If it is difficult to copy the production techniques of the best firms, a city needs to attract the best firms to obtain the benefits of the high productivity and high wages they offer. If a city can’t attract these firms or copy their productivity levels, wage levels will lag behind.
In this case people wanting the better life-styles normally associated with higher incomes will find it easier to move to where the good firms are located rather than wait for the good firms to locate where they live. Lots of New Zealanders have worked this out – both those that have moved from New Zealand to higher productivity locations abroad (or within New Zealand), and New Zealanders who have migrated here from lower productivity locations abroad when they had the chance.

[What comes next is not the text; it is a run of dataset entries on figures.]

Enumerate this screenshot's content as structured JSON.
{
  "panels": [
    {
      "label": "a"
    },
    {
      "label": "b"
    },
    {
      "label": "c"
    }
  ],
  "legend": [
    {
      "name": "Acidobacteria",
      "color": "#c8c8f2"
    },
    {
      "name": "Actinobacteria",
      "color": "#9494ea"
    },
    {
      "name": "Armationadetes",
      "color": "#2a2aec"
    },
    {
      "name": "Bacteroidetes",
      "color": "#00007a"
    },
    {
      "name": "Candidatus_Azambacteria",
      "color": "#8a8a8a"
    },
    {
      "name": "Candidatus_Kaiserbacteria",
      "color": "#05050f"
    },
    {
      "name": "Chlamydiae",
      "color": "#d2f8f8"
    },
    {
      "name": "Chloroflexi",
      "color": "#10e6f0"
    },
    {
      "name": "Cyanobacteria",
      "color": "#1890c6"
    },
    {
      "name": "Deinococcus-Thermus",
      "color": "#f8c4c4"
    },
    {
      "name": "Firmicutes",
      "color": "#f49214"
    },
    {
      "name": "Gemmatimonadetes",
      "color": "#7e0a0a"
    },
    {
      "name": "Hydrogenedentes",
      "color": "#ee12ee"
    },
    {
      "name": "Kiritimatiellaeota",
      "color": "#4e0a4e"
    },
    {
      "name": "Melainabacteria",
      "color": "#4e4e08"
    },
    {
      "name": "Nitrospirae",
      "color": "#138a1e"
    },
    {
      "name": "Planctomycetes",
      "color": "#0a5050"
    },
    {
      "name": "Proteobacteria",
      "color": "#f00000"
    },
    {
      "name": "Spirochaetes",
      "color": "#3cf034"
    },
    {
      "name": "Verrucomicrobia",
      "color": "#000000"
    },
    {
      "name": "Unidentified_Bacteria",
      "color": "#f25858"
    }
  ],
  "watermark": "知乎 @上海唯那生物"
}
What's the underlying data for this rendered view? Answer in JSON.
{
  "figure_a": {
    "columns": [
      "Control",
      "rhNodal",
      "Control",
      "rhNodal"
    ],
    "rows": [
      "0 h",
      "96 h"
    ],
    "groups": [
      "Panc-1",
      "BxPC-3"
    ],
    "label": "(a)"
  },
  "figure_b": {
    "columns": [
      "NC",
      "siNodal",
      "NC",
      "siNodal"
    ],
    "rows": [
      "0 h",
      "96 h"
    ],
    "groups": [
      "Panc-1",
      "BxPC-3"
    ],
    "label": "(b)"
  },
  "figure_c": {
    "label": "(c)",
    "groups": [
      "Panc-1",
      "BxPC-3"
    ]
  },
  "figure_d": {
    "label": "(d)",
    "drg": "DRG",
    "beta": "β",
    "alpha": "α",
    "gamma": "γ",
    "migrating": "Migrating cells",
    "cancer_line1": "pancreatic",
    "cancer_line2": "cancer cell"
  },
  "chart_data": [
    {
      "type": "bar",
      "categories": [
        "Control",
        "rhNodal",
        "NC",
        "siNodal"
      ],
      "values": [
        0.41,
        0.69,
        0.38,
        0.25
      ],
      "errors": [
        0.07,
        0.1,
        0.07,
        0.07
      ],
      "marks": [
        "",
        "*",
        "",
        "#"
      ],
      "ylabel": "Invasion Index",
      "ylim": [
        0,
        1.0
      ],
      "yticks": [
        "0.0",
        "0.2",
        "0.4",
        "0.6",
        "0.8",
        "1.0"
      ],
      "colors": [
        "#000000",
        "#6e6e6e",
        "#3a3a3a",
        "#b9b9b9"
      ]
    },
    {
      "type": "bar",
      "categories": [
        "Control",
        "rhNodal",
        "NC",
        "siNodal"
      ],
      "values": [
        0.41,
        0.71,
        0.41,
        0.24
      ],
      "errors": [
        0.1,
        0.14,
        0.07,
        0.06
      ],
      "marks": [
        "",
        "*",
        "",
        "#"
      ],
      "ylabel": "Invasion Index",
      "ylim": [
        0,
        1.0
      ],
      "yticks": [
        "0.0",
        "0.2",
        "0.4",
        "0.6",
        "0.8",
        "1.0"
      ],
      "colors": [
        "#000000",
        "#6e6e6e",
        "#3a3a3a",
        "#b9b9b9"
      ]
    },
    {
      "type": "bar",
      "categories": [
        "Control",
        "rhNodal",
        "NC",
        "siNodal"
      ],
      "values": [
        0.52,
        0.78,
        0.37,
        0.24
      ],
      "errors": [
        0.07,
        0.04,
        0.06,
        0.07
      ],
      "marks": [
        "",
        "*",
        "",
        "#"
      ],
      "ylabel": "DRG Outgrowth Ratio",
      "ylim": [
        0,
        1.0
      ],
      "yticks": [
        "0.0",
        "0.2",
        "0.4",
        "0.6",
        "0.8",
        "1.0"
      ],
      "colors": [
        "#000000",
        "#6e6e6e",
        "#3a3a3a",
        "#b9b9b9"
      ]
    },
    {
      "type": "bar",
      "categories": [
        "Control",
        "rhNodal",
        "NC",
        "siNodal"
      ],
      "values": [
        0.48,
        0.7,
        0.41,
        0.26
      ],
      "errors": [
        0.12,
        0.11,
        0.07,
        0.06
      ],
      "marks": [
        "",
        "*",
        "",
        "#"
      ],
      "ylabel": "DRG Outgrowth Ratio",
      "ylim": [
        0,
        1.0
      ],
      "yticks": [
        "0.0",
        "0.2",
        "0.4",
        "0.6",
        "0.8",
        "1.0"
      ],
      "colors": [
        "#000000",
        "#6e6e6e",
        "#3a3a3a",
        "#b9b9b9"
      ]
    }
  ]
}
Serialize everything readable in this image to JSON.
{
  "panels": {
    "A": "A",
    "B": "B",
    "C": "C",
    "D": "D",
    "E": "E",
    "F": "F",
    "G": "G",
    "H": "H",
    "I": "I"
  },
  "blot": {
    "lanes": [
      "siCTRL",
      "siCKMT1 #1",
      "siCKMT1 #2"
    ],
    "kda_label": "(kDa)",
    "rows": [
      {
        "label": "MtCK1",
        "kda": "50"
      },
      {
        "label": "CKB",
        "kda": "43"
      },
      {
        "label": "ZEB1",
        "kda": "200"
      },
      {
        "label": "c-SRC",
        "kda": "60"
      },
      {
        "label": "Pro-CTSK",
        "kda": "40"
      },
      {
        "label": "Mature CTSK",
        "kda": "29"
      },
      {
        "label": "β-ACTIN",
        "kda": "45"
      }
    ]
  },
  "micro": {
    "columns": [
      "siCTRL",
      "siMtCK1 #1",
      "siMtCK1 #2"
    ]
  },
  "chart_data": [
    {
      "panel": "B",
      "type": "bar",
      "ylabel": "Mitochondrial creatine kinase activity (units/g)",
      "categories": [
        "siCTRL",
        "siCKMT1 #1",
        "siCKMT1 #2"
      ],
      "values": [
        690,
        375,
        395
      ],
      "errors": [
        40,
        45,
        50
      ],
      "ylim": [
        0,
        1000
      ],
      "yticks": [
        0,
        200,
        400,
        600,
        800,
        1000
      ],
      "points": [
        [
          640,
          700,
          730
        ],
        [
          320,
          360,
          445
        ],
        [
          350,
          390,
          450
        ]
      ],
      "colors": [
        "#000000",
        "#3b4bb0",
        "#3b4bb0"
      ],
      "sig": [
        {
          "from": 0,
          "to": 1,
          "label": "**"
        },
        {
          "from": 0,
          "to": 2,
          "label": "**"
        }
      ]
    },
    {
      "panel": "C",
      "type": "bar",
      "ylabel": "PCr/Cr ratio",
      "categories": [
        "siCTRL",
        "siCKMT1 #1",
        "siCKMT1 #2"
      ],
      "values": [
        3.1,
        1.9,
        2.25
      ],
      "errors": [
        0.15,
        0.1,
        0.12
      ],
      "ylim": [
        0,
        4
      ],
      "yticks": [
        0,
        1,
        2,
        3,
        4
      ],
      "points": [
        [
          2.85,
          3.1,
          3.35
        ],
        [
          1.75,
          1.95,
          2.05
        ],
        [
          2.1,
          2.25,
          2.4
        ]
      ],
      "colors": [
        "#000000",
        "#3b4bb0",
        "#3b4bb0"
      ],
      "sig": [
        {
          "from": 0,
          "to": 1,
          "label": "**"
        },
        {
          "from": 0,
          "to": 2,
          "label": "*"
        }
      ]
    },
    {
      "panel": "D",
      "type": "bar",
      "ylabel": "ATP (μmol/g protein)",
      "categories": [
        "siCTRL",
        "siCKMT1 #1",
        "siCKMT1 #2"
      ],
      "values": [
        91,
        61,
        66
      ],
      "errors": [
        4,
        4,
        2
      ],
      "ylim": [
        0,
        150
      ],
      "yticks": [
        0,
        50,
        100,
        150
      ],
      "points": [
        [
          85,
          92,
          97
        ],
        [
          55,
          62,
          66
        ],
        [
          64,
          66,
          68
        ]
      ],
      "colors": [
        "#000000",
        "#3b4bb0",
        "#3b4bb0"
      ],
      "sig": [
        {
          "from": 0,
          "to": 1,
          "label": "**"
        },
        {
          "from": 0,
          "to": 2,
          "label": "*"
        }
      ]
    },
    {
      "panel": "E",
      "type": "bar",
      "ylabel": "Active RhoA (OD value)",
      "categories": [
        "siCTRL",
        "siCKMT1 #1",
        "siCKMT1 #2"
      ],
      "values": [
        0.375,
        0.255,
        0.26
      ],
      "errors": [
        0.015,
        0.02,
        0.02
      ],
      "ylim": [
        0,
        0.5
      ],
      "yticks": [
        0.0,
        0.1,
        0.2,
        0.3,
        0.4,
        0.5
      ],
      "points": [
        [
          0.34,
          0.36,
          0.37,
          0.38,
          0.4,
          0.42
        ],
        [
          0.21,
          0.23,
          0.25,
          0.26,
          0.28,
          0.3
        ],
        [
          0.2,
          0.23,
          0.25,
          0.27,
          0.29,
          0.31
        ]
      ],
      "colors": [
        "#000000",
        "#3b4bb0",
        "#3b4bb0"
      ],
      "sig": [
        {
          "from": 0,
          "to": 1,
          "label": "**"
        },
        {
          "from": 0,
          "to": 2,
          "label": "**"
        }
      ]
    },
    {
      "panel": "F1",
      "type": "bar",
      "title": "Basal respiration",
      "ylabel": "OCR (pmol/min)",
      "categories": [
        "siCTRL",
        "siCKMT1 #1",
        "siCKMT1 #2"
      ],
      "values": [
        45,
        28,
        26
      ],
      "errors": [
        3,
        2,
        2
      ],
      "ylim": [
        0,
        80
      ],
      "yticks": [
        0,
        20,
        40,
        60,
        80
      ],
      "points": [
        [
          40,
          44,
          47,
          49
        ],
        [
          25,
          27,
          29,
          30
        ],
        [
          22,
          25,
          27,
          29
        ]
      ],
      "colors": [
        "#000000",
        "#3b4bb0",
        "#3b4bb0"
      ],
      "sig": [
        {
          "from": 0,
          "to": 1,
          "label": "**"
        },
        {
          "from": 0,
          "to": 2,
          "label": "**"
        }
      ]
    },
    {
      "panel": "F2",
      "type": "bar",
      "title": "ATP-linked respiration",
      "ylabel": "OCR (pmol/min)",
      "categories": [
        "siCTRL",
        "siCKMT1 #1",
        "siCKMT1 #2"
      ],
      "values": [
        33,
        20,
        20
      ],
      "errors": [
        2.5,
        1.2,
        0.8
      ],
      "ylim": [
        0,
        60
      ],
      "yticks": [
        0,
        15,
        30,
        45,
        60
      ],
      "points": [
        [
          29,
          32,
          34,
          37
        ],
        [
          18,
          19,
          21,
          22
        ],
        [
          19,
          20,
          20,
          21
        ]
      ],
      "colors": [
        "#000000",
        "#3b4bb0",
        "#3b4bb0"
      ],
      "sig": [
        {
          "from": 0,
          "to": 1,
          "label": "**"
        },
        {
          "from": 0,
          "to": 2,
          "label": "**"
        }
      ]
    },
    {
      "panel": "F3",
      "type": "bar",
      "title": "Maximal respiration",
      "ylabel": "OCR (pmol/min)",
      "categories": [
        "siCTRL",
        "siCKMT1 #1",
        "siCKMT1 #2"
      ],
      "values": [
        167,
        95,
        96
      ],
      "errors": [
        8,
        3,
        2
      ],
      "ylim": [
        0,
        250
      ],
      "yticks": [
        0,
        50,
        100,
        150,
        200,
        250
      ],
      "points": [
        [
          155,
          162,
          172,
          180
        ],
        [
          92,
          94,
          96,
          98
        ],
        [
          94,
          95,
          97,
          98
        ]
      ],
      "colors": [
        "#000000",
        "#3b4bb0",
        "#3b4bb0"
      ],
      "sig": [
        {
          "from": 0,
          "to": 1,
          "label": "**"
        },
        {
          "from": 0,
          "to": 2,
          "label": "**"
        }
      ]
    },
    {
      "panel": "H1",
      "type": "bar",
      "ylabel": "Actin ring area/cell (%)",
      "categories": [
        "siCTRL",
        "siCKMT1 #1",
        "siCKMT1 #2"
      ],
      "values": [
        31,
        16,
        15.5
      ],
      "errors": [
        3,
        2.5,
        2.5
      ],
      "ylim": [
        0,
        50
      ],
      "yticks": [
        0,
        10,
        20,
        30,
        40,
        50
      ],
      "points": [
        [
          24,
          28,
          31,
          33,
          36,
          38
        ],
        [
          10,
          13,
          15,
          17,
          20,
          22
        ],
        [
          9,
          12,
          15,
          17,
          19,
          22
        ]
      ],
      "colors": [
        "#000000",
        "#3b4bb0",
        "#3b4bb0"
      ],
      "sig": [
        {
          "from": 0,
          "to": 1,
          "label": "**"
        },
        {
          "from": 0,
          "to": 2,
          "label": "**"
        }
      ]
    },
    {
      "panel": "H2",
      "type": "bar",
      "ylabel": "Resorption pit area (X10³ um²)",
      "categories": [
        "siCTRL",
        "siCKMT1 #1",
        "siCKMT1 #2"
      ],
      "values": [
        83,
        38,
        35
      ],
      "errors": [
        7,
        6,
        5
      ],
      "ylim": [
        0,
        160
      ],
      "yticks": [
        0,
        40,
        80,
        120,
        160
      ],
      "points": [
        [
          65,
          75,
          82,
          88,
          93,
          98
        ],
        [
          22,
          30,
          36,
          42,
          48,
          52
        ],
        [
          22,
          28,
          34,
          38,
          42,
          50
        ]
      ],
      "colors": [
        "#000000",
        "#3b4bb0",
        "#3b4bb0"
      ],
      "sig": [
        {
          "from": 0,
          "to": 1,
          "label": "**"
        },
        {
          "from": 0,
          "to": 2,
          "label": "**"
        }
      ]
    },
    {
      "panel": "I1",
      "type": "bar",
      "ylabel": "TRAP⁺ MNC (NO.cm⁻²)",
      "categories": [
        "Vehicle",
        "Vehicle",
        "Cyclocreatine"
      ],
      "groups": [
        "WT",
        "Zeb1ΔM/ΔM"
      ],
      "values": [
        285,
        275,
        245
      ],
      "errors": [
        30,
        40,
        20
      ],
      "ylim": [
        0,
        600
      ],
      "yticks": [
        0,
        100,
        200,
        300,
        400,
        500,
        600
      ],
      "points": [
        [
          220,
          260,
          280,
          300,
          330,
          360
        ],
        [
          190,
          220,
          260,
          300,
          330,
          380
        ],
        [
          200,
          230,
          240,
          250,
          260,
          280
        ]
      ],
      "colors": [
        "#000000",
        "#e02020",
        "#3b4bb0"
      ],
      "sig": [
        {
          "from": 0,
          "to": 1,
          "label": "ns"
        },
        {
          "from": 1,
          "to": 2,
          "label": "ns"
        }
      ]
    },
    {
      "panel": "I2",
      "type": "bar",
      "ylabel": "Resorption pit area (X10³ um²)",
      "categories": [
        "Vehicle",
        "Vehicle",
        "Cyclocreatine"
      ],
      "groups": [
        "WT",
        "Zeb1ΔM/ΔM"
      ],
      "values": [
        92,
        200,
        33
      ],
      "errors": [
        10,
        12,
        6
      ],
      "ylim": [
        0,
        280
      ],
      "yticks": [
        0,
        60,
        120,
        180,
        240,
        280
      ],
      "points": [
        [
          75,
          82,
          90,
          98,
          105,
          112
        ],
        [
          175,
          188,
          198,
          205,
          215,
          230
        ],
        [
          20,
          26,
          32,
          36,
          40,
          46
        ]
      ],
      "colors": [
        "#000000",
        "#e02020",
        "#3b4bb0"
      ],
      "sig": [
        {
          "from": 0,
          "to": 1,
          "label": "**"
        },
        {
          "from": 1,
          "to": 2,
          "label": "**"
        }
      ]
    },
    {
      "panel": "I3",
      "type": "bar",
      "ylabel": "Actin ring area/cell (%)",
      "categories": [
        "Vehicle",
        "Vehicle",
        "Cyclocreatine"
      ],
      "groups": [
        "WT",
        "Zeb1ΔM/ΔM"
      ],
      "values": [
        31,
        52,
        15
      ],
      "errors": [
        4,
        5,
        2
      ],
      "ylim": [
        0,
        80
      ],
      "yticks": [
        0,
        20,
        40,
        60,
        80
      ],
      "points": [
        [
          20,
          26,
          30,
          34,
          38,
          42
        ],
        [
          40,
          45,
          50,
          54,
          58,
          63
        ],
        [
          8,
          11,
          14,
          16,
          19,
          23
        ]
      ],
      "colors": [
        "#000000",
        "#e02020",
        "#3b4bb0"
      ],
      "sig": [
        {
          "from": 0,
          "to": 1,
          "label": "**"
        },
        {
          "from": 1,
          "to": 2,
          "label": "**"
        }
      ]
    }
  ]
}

To take just one example, the statistics are very clear that the easiest way Maori have found to make high incomes is to migrate to Australia – Maori earn nearly the same as other Australians and nearly the same of Pakeha migrants, as they take advantage of the high incomes and high productivity levels that are offered by Australian firms but which New Zealand firms do not seem able to match. (Kukutai and Pawar 2013 provide data on Maori incomes in Australia).
Nineteenth century America was characterised by boosterism – competition by cities to promote themselves to attract the best firms and the best people (Chicago was the bigtime winner, as William Cronon documented in his magnificent book “Nature’s Metropolis.” )
Does this provide a clue to understanding New Zealand’s low productivity woes?
I am not sure, but understanding why productive firms choose to locate in one place and avoid other locations is a key part of understanding productivity performance when it is difficult to copy what the best firms do. For years I have joked that New Zealand’s approach to attracting the best international companies is to give them the chance to pay some of the highest business taxes in the world. Unfortunately, the productivity statistics suggest this strategy is not enough. If New Zealand’s cities are not a desirable location for the world’s most productive companies, additional effort might be needed to work out how to attract them in the future.